Cell and DNA content of silk cartilaginous constructs at day 1 and 14 with seeding densities of 25, 50 and 100 million cells/ml. Data are mean±SEM. (n=3–6) * denotes significant difference between seeding density groups, and ** denotes significance between day 1 and 14 within groups (p<0.05).
3.3.2 sGAG content
The sulfated GAG content after 14 days of culture (Fig. 5A) also increased with cell seeding density, both in the construct (ANOVA p<0.0001), in the medium (ANOVA p<0.0001), and overall (ANOVA p<0.0001). GAG increased roughly in proportion with the stepwise increases in the initial seeding density (each p<0.001). The increase in GAG content was associated with differences in cell seeding density, as GAG content normalized to DNA content was not different between groups seeded with different numbers of cells (ANOVA, p=0.30, Fig. 5B). The percentage of GAG retained within constructs was 66%, 55%, and 56% at the seeding densities of 25, 50, and 100 million cells/ml.
Figure 5.
Effect of cell seeding densities (25, 50 and 100 million cells/ml) on biochemical properties of constructs after 14 days of culture. A) Sulfated GAG content in construct and medium, normalized to wet weight of constructs. B) Total GAG/DNA ratio. C) Collagen content of constructs. D) Construct collagen/DNA ratio. Data are mean±SEM, white error bars for construct and medium, black error bars for overall. * indicates significance between groups (p<0.001).
3.3.3. Collagen content
The collagen content after 14 days of culture (Fig. 5C) also increased with increasing cell seeding density (ANOVA p<0.001). The scaffolds seeded with 100 million cells/ml had the highest collagen content, followed by scaffolds seeded with 50 and 25 million cells, respectively (each p<0.001). The increase in collagen content was also associated with differences in cell seeding density, as collagen content normalized to DNA content was not different between groups seeded with different numbers of cells (ANOVA, p=0.15, Fig. 5D). This suggests that there is no significant effect of seeding density on the amount of collagen synthesized per cell.
3.4 Histology
3.4.1 Alcian blue staining
Alcian blue staining indicated GAG accumulation in the scaffolds that varied with the seeding density (Fig. 6). With increasing cell seeding density, from 25 million cells/ml (Fig 6A–C) to 50 million cells/ml (Fig 6D–F) to 100 million cells/ml (Fig 6G–I), staining was more uniform and with fewer voids. This increased histochemical staining was consistent with the biochemical assay results, which also indicated an increase in GAG content with increasing cell seeding density (Fig. 5A). Thus, at high cell seeding density, the histochemical and biochemical results indicate formation of an approximately continuous cartilaginous extracellular matrix rich in proteoglycan.
Figure 6.
Accumulation of sulfated glycosaminoglycan in engineered silk cartilaginous constructs: Photomicrographs of silk scaffolds seeded at densities of (A–C) 25; (D–F) 50; and (G–I) 100 million cells/ml after 14 days of culture after staining with Alcian Blue. With increasing seeding density, there are fewer non-stained void regions. Yellow box indicates region of higher magnification. Scale bars represent 100μm.

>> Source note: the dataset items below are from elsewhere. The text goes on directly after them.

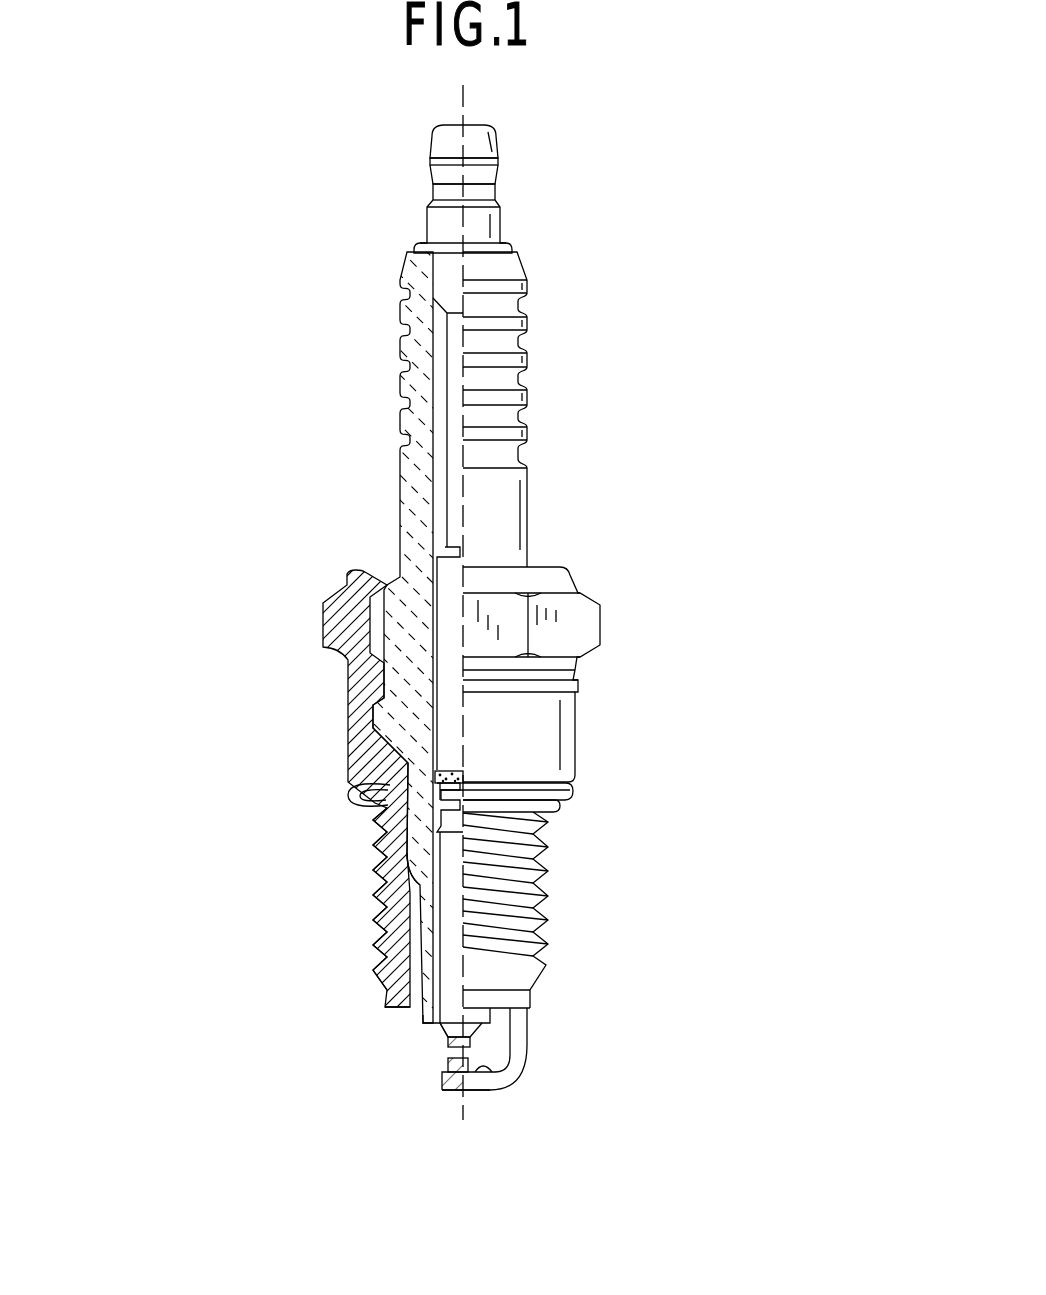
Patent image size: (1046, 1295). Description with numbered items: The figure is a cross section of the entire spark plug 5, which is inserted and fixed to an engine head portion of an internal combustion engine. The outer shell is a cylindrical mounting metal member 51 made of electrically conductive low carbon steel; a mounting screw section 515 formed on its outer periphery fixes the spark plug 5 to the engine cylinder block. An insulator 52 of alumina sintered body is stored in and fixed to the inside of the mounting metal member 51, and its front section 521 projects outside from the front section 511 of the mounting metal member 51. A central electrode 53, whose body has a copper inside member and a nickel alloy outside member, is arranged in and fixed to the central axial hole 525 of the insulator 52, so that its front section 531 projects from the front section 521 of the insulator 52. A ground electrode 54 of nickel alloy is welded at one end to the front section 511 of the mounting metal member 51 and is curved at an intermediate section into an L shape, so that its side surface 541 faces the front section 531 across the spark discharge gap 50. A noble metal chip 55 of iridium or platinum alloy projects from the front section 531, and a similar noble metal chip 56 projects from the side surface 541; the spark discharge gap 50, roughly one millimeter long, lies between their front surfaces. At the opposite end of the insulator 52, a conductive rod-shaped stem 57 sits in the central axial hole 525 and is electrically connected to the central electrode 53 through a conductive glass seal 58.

The spark plug 5 is at (580, 233).
The spark discharge gap 50 is at (465, 1053).
The mounting metal member 51 is at (358, 673).
The front section of the mounting metal member 511 is at (395, 1008).
The mounting screw section 515 is at (512, 877).
The insulator 52 is at (399, 492).
The front section of the insulator 521 is at (420, 1019).
The central axial hole 525 is at (415, 884).
The central electrode 53 is at (450, 944).
The front section of the central electrode 531 is at (442, 1033).
The ground electrode 54 is at (527, 1042).
The side surface of the ground electrode 541 is at (490, 1082).
The noble metal chip 55 is at (447, 1047).
The noble metal chip 56 is at (443, 1070).
The stem 57 is at (450, 363).
The glass seal 58 is at (437, 777).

3.4.2 Immunohistochemistry
Immunohistochemical staining showed the absence of Type I collagen (Fig. 7) and the presence of Type II collagen (Fig. 8) in engineered silk cartilaginous constructs. As with histochemical staining for sulfated glycosaminoglycan, immunostaining showed increasingly contiguous and intense staining and the absence of voids as seeding density increased from 25, to 50 and 100 million cells/ml after culture for 14 days. These results are generally consistent with the biochemical analyses of the constructs (Fig. 5C).
Figure 7.
Immunolocalization of Type I collagen in silk scaffolds. The scaffolds show positive immunohistochemical staining for Type I collagen (A–I) showing ample extracellular matrix formation. The initial seeding densities were 25 million cells/ml (A–C), 50 million cells/ml (D–F) and 100 million cells/ml (G–I). Yellow box indicates region of higher magnification. Scale bars represent 100μm.
Figure 8.
Immunolocalization of Type II collagen in silk scaffolds. The scaffolds show positive immunohistochemical staining for Type II collagen showing ample extracellular matrix formation. The initial seeding densities were (A–C) 25 million cells/ml (D–F); 50 million cells/ml (G–I) and 100 million cells/ml. Yellow box indicates region of higher magnification. Scale bars represent 100μm.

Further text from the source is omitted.